To put the strategy into perspective, the Australian Open, which is one of the four biggest tennis grand slams on the calendar, has KIA, Rolex, IBM, Lacoste, Wilson and Heineken as major sponsors.
However, only KIA sponsors Rafael Nadal as brand ambassador and Rolex is backing up Swiss champion Roger Federer.
The sponsor list for the French Open is almost twice as long as the Aussie Open, with sponsors such as BNP Paribas, IBM, Emirates, Lacoste, Longines, Perrier, Peugeot and Moet & Chandon.
Of those, only Peugeot (Novak Djokovic), Moet & Chandon (Roger Federer), sponsor both the tournament and individual players.
Despite the lack of brands sponsoring both events and players, tennis sponsorship revenues do still remain extremely lucrative for the top tennis players in the world.
Roger Federer leads the pack with his lucrative brand ambassador deal with Rolex and Mercedes-Benz, followed by Novak Djokovic who is expected to catch his colleague after an outstanding year of promising results.
However, Maria Sharapova is expected to fall on the list after her doping scandal with an estimated sponsorship loss of over $20 million, a large price to pay for what many believed is an unforgivable mistake in the world of tennis.
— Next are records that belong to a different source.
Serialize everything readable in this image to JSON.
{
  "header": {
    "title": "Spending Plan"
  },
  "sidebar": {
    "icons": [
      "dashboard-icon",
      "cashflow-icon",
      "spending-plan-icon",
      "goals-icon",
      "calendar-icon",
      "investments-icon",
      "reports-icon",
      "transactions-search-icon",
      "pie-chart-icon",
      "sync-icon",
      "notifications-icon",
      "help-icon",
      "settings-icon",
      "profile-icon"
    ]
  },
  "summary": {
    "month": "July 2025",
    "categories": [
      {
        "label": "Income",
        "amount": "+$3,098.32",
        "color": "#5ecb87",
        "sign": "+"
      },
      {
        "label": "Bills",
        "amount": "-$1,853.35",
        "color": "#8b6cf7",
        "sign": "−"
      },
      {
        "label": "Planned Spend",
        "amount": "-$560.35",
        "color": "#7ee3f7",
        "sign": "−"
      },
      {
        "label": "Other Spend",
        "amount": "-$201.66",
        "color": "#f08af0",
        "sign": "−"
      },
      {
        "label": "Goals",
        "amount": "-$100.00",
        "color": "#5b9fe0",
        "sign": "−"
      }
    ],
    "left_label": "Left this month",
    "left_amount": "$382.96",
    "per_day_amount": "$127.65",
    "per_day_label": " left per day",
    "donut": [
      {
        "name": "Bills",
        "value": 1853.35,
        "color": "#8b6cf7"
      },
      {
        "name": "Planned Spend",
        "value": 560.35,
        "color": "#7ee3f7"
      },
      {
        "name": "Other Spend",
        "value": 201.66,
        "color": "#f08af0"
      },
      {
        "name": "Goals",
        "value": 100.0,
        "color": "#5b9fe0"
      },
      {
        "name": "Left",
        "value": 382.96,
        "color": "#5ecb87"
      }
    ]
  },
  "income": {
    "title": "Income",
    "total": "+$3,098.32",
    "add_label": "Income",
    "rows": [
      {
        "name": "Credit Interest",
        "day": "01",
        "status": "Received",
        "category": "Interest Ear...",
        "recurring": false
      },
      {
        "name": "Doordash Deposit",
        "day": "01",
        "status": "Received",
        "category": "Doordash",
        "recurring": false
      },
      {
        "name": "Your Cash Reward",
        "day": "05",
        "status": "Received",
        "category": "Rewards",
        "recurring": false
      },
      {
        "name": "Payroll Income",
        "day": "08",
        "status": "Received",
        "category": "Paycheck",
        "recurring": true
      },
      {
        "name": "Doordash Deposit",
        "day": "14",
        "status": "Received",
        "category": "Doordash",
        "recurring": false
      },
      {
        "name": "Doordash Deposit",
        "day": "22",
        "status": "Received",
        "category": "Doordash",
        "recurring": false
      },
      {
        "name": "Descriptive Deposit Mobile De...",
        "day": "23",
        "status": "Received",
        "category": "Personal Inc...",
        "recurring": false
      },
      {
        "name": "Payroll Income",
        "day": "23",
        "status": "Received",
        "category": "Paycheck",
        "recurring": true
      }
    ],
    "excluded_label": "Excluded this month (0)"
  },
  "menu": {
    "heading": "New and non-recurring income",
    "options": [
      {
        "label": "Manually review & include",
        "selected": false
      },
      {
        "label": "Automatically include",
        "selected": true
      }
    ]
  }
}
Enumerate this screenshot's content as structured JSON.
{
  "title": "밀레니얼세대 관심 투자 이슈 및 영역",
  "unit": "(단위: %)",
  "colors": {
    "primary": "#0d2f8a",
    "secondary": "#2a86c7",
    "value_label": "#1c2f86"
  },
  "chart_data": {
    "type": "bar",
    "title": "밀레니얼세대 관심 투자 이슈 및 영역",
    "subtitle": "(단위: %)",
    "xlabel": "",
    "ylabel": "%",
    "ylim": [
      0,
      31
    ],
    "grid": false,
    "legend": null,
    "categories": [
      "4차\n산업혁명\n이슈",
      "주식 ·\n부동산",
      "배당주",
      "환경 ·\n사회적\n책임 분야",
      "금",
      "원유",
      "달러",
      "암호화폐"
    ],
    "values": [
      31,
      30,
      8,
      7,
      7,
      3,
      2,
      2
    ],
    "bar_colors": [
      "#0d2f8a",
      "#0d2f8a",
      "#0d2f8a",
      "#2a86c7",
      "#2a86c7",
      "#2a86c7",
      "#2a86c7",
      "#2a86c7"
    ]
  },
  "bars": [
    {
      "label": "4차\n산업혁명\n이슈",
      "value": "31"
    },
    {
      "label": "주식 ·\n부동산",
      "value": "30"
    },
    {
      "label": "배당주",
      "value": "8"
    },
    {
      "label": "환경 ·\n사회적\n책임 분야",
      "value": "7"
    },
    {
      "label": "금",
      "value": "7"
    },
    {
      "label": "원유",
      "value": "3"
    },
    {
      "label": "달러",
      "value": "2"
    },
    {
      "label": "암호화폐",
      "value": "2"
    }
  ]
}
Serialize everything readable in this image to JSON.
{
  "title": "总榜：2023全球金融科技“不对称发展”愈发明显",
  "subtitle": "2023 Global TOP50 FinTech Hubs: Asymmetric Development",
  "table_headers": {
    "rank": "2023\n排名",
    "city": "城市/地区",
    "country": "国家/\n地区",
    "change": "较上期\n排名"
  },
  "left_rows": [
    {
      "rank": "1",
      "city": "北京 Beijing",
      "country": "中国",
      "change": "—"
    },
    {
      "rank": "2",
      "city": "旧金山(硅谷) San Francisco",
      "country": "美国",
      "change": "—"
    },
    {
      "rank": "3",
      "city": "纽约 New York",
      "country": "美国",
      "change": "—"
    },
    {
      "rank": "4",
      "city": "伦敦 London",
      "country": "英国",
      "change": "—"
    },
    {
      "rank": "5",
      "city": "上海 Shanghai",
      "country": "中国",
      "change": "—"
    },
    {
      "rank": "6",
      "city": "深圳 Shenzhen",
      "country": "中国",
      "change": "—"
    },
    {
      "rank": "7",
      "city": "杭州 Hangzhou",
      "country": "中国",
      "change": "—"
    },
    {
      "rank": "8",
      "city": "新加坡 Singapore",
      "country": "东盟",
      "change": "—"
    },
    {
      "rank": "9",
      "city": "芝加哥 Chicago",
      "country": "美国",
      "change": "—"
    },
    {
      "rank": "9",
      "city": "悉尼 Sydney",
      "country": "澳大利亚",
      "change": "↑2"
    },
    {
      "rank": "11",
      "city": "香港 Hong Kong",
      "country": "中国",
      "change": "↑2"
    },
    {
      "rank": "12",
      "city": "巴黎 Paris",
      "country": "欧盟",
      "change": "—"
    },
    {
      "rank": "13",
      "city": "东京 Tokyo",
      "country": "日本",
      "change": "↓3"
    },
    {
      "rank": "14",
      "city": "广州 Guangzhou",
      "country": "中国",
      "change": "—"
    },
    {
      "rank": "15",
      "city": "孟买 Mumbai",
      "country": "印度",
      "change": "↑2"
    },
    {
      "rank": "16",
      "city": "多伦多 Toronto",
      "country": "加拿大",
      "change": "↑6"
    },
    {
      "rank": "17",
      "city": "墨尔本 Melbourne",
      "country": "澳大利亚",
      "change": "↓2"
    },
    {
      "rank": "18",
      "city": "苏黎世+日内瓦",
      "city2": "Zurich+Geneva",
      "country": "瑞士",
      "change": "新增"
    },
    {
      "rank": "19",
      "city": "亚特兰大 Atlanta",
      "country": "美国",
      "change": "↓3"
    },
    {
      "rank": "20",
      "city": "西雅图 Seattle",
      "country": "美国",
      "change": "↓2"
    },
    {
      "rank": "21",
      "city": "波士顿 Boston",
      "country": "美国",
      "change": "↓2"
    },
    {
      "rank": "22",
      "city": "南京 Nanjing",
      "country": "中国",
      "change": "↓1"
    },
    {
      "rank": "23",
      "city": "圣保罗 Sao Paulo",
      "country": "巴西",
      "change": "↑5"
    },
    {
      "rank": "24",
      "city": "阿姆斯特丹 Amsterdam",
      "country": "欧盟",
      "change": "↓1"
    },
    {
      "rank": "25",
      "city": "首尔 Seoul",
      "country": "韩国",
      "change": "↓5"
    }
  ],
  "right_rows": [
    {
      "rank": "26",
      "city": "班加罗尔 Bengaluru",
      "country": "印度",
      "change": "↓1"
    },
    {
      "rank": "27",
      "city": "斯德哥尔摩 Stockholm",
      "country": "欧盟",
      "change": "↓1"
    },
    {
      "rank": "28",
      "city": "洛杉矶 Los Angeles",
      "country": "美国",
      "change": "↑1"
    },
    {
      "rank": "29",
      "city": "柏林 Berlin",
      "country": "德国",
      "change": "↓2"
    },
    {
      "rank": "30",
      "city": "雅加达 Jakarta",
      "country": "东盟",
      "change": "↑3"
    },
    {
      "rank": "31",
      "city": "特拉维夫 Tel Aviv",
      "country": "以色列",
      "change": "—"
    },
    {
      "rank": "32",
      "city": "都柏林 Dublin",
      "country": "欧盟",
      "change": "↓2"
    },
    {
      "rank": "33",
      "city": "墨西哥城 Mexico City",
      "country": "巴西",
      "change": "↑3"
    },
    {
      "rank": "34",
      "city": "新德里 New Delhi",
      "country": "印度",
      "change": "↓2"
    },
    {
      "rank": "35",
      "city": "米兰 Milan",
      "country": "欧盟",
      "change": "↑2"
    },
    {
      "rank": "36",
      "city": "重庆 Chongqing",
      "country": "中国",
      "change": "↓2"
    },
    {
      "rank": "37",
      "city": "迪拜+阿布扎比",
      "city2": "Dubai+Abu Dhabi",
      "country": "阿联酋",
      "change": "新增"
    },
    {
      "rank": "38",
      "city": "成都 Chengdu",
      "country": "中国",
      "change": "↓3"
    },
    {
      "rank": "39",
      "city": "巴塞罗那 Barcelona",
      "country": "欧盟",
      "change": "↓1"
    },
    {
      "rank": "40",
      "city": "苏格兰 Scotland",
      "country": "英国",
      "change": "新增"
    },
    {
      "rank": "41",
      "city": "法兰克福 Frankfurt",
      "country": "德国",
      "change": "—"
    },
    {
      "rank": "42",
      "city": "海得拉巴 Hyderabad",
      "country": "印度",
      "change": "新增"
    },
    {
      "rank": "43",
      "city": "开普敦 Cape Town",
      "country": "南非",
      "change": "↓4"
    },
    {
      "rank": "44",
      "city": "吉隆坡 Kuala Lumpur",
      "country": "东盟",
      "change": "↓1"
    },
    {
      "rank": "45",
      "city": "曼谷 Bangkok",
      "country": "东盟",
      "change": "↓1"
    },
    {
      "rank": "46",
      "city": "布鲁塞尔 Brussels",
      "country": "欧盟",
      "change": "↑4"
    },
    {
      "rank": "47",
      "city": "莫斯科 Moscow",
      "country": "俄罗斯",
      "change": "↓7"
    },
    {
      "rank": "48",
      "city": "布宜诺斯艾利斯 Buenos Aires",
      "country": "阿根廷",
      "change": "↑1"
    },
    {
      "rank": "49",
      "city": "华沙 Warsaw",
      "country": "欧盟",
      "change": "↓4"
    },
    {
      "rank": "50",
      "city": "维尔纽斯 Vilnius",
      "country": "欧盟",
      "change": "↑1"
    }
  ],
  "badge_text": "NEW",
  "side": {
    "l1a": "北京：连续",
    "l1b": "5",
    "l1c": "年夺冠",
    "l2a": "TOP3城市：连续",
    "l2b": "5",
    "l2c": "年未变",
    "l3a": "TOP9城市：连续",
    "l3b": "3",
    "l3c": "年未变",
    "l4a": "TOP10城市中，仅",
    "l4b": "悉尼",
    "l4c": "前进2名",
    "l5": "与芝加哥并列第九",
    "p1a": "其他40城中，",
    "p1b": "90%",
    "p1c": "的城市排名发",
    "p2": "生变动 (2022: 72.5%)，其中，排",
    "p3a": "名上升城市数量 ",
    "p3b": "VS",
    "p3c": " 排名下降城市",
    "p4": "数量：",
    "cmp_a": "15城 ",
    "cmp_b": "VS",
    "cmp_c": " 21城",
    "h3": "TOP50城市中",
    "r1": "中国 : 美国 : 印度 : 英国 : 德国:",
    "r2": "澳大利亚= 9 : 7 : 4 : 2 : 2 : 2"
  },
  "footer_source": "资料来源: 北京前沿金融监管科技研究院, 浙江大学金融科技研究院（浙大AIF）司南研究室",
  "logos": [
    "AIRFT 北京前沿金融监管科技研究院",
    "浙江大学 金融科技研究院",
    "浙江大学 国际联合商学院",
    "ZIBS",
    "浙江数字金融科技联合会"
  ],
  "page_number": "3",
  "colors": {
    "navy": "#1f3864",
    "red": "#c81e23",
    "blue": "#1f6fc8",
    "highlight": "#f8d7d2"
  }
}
The sport of tennis is today one of the most followed and broadcasted sports in the world. It would be a vital loss for sponsors to not have their brand names on the central tennis courts.
With tennis events all over the world, a dedicated television network; international icons such as Roger Federer, Serena Williams and Rafael Nadal; tennis provides an attractive option for companies looking for more global exposure.
Sponsorship has revolutionized the sport, with players going to large extents to represent multiple brands; including shaving their legs to shift audience focus on their shoes.
It is just a matter of time until the Barcelona Open upgrades to the status of ATP World Tour Masters 1000; all is needed now is more capital invested from even bigger sponsors.